Am I Losing My Personality?
For a while now, this question has been somewhere in the back of my mind. My life has definitely become a bit too formulaic. I tend to see everything as mathematical equations (thankfully, though, not as binormal vectors or linear recurrences). The advantages to this are great, as I mentioned in a previous post; it accounts for efficiency in a lot of areas of life, though I am still not a good decision-maker. Perhaps the only real downside is that life can just get boring when I feel like laws of nature are making decisions for me. Well, I’m also just a more boring person for it. And that certainly isn’t something I foresaw for myself.
I can guess what you’re thinking. But being quiet or shy doesn’t constitute a boring personality. In the past I know that I have been obscure at times, even enigmatic, but I’ve always managed to at least entertain myself. I always got my own droll, subtle, off-the-cuff remarks, and that was enough for me. But even my prepared writing seems to have been lacking the wit I have often displayed spontaneously in the past (people other than myself have occasionally found me funny, too). I think it probably all comes down to the fact that I haven’t been exercising those muscles lately, and I haven’t really found myself in enough social situations to do so. Of course I am going to university away from home, and haven’t done much to make friends here (I don’t like trying—I prefer when it just happens). In fact, I don’t hang out with or really talk to any guys here. Inconceivable!
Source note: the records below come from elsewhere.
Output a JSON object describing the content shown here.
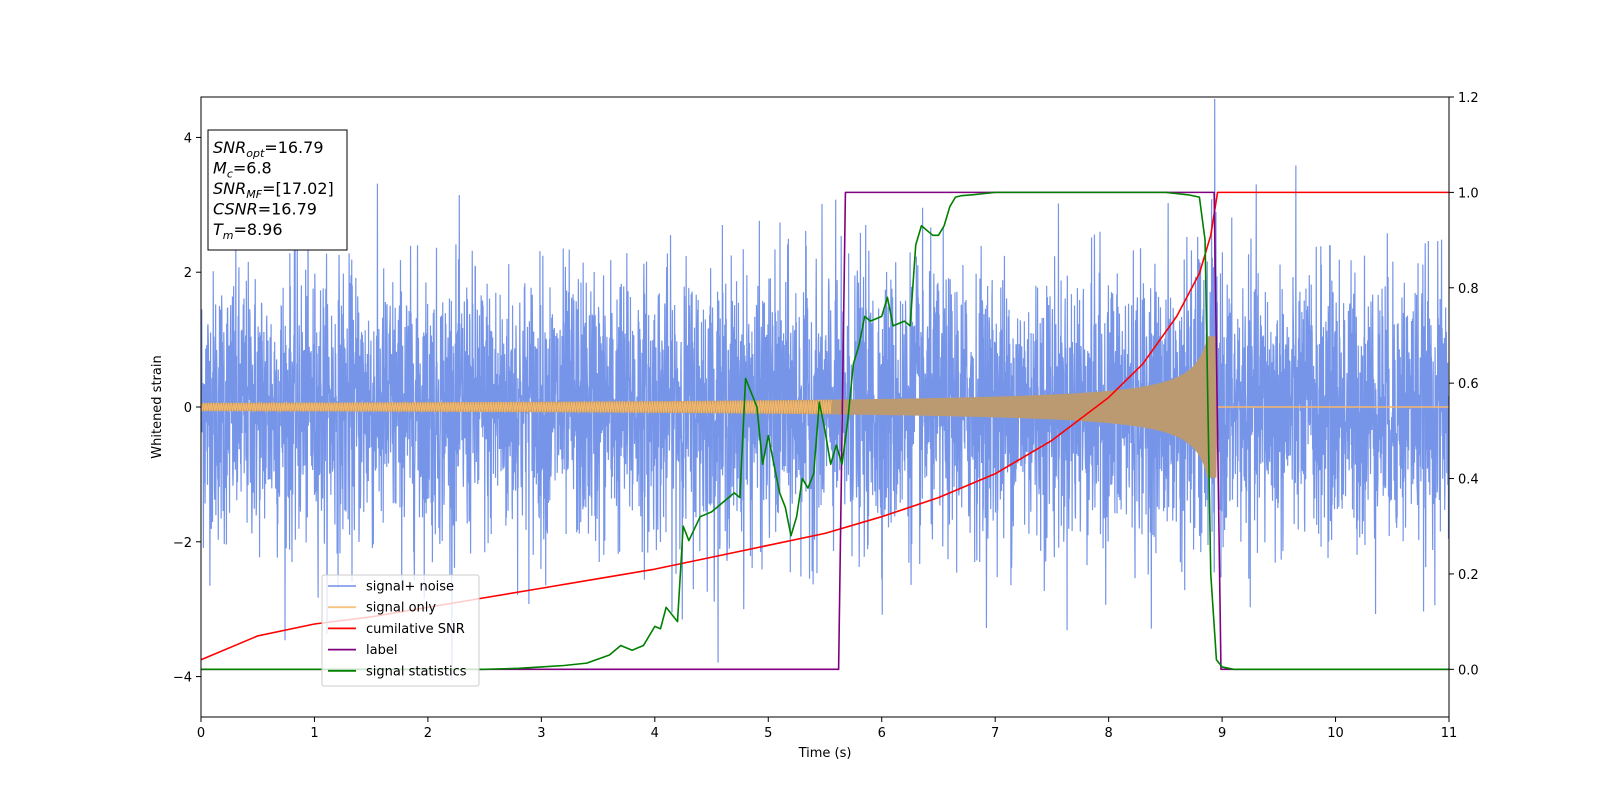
{
  "chart_data": {
    "type": "line",
    "title": "",
    "xlabel": "Time (s)",
    "ylabel": "Whitened strain",
    "y2label": "",
    "xlim": [
      0,
      11
    ],
    "ylim": [
      -4.6,
      4.6
    ],
    "y2lim": [
      -0.1,
      1.2
    ],
    "x_ticks": [
      0,
      1,
      2,
      3,
      4,
      5,
      6,
      7,
      8,
      9,
      10,
      11
    ],
    "y_ticks": [
      -4,
      -2,
      0,
      2,
      4
    ],
    "y2_ticks": [
      "0.0",
      "0.2",
      "0.4",
      "0.6",
      "0.8",
      "1.0",
      "1.2"
    ],
    "grid": false,
    "legend_placement": "lower-left",
    "series": [
      {
        "name": "signal+ noise",
        "axis": "left",
        "color": "#6f8fe8",
        "description_shape": "dense noise, std ~1, range approx -4.2 to 4.2",
        "noise_std": 1.0,
        "x_range": [
          0,
          11
        ]
      },
      {
        "name": "signal only",
        "axis": "left",
        "color": "#f5b86b",
        "chirp_end_time": 8.96,
        "amplitude_start": 0.06,
        "amplitude_end": 1.05
      },
      {
        "name": "cumilative SNR",
        "axis": "right",
        "color": "#ff0000",
        "x": [
          0,
          0.5,
          1,
          1.5,
          2,
          2.5,
          3,
          3.5,
          4,
          4.5,
          5,
          5.5,
          6,
          6.5,
          7,
          7.5,
          8,
          8.3,
          8.6,
          8.8,
          8.9,
          8.96,
          9,
          11
        ],
        "values": [
          0.02,
          0.07,
          0.095,
          0.11,
          0.13,
          0.15,
          0.17,
          0.19,
          0.21,
          0.235,
          0.26,
          0.285,
          0.32,
          0.36,
          0.41,
          0.48,
          0.57,
          0.64,
          0.74,
          0.83,
          0.91,
          1.0,
          1.0,
          1.0
        ]
      },
      {
        "name": "label",
        "axis": "right",
        "color": "#800080",
        "x": [
          0,
          5.62,
          5.68,
          8.93,
          8.99,
          11
        ],
        "values": [
          0,
          0,
          1,
          1,
          0,
          0
        ]
      },
      {
        "name": "signal statistics",
        "axis": "right",
        "color": "#008000",
        "x": [
          0,
          0.5,
          1,
          1.5,
          2,
          2.5,
          2.8,
          3.0,
          3.2,
          3.4,
          3.6,
          3.7,
          3.8,
          3.9,
          4.0,
          4.05,
          4.1,
          4.2,
          4.25,
          4.3,
          4.4,
          4.5,
          4.6,
          4.7,
          4.75,
          4.8,
          4.9,
          4.95,
          5.0,
          5.1,
          5.15,
          5.2,
          5.25,
          5.3,
          5.35,
          5.4,
          5.45,
          5.5,
          5.55,
          5.6,
          5.65,
          5.7,
          5.75,
          5.8,
          5.85,
          5.9,
          6.0,
          6.05,
          6.1,
          6.2,
          6.25,
          6.3,
          6.35,
          6.45,
          6.5,
          6.55,
          6.6,
          6.65,
          6.7,
          6.8,
          7.0,
          7.5,
          8.0,
          8.5,
          8.7,
          8.8,
          8.85,
          8.9,
          8.95,
          9.0,
          9.1,
          11
        ],
        "values": [
          0,
          0,
          0,
          0,
          0,
          0,
          0.002,
          0.005,
          0.008,
          0.013,
          0.03,
          0.05,
          0.04,
          0.05,
          0.09,
          0.085,
          0.13,
          0.1,
          0.3,
          0.27,
          0.32,
          0.33,
          0.35,
          0.37,
          0.36,
          0.61,
          0.55,
          0.43,
          0.49,
          0.37,
          0.34,
          0.28,
          0.32,
          0.4,
          0.38,
          0.41,
          0.56,
          0.5,
          0.43,
          0.47,
          0.43,
          0.52,
          0.64,
          0.68,
          0.74,
          0.73,
          0.74,
          0.78,
          0.72,
          0.73,
          0.72,
          0.89,
          0.93,
          0.91,
          0.91,
          0.93,
          0.97,
          0.99,
          0.993,
          0.995,
          1.0,
          1.0,
          1.0,
          1.0,
          0.995,
          0.99,
          0.9,
          0.2,
          0.02,
          0.005,
          0.0,
          0.0
        ]
      }
    ],
    "annotation": {
      "lines": [
        {
          "main": "SNR",
          "sub": "opt",
          "rest": "=16.79"
        },
        {
          "main": "M",
          "sub": "c",
          "rest": "=6.8"
        },
        {
          "main": "SNR",
          "sub": "MF",
          "rest": "=[17.02]"
        },
        {
          "main": "CSNR",
          "sub": "",
          "rest": "=16.79"
        },
        {
          "main": "T",
          "sub": "m",
          "rest": "=8.96"
        }
      ]
    }
  }
}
This is coming from a man who never spoke to a girl until high school.
Besides, my being shy has nothing to do with it. I’ve been shy for my whole life, and it hasn’t hindered me in any way from being cool—or uncool, whichever it is that I have been or am trying to be. This summer at work I was often at my wittiest (I just knew I’d think back to that horrible experience with fondness), but that’s because I was around people with whom I was comfortable. To people who intimidated me, and there are many, I was probably just known as the quiet guy.
I have played floor hockey here semi-regularly since September, and I’m pretty sure that I’m known within that group as the guy who doesn’t say anything and always gets frustrated with himself, or maybe as the guy who seems to have lost his scoring touch lately. It probably doesn’t help that one of the other players shares my name. I think I sometimes leave those games disliking my personality, and not even necessarily because I got upset. It’s hockey, and it’s with people who love hockey almost half as much as I do; I should be more sociable and bore myself less. At the same time, though, I am glad that my tacitness sometimes, though not always, prevents me from saying some of the careless things that even respectable people let slip from their lips unnoticed.
Now, since you’ve been subjected to my complaints and stuck it out, here are some things that I do want in my personality:
1. I want to be an honourable yet fierce competitor, without necessarily putting holes in church walls.
2. I want to be the eternal pessimist—“This is the worst day ever: first this happens, and who knows what else might happen”—while remaining the eternal optimist (Vince has promised to draft me with a late-round pick when he becomes an NHL GM. I swear I have it in writing somewhere).
3. I want to be the genius who comes up with such gems as “Dog brings home Stanley Cup,” and the entire “Vote for Thomas” presidential campaign, which was a thousand times better than “Vote for Pedro” or even “Vote for Rory” (thanks go out to my brother, my mom, and James (see attached image at the bottom—whether it made any sense in the campaign is debatable)).
4. I want to be the guy who goes out late at night, grabs McDonald’s, and plays highway soccer with Corey on Manitoba’s #6 (70-stretch for the Thompsonites).
5. I want to be the guy who will quote the The Matrix in its entirety at any given get-together (I realize that I am the only one who wishes this—except maybe Vince…Vince, you reading? Of course you aren’t).
6. I want to be the guy whom people want to always have around, and the guy who earns and keeps their respect over the course of many years.
7. I want to be the guy whose jokes nobody gets, but who gets full entertainment value from them himself—especially when being interviewed for the YC:Fusion testimonial video.
8. I want to be the guy with whom parents want their kids to associate, to be the guy whom they can think of as a role model, and to actually deserve it.
9. I want to make my mom spit out her drink on a student's test paper, that she hasn't yet finished marking, just one more time.
10. I want to try not alphabetizing something, just to see how it feels; but I won’t start with this list.
I wouldn’t normally do this, but I just heard somewhere that you all wanted to read another somber self-reflection piece. You’re welcome.